In July 1919, after the Armistice, Lee’s squadron was transferred to Brest, France, where the men waited for their orders. It was a tense, chaotic time; there were thousands of soldiers in Brest, longing to go home, and yet no one knew when they would be leaving. At last, the word came: Lee’s squadron was sailing on the F. J. Luck-enbach to New York; they were given just a few hours to prepare. Lee gathered his gear and his puppies and was preparing to board the ship when an officer stopped him, saying he needed permission from the Army Remount Service to bring any animals on board. He warned Lee that ship captains had the authority to throw any animals overboard that didn’t have official clearance, and they often exercised it. Lee left the embarkation area and made his way through the crowd to the Remount Service. He needed permission immediately, but the Remount officer waved him away, saying he didn’t have time for Lee’s case when he had thousands of animals to account for and dispose of.
More than two thousand soldiers were leaving for home that day, each one with some complication, some need; no one had time for Lee, or for anything beyond the exigencies of the moment.
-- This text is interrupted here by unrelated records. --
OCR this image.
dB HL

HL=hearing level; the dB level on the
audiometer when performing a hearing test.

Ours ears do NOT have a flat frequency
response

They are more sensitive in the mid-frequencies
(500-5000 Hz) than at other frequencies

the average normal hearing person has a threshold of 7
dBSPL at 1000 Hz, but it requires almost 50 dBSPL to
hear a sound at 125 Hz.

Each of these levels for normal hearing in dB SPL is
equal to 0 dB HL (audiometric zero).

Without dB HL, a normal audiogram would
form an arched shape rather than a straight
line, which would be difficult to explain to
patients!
In the disorder at the end of the war—the weariness, the scramble to leave, the mountains of equipment to be sorted, the unsettling diffusion of focus after five years of dire, burning purpose, the scores of urgent unfolding and competing dramas, the romances to uncouple, the friends to reconnect, the travel plans to arrange—there was Lee Duncan, war-worn, standing still in this tumult of activity, cradling his two war orphans, as he liked to call them, vying for someone to help him, being elbowed aside, realizing he was very close to once again losing something he loved and cared about. It would have been easiest to find some French youngster and hand the puppies over, but he couldn’t bring himself to do so. The puppies had come to mean too much to him. “I felt there was something about their lives that reminded me of my own life,” Lee wrote. “They had crept right into a lonesome place in my life and had become a part of me.”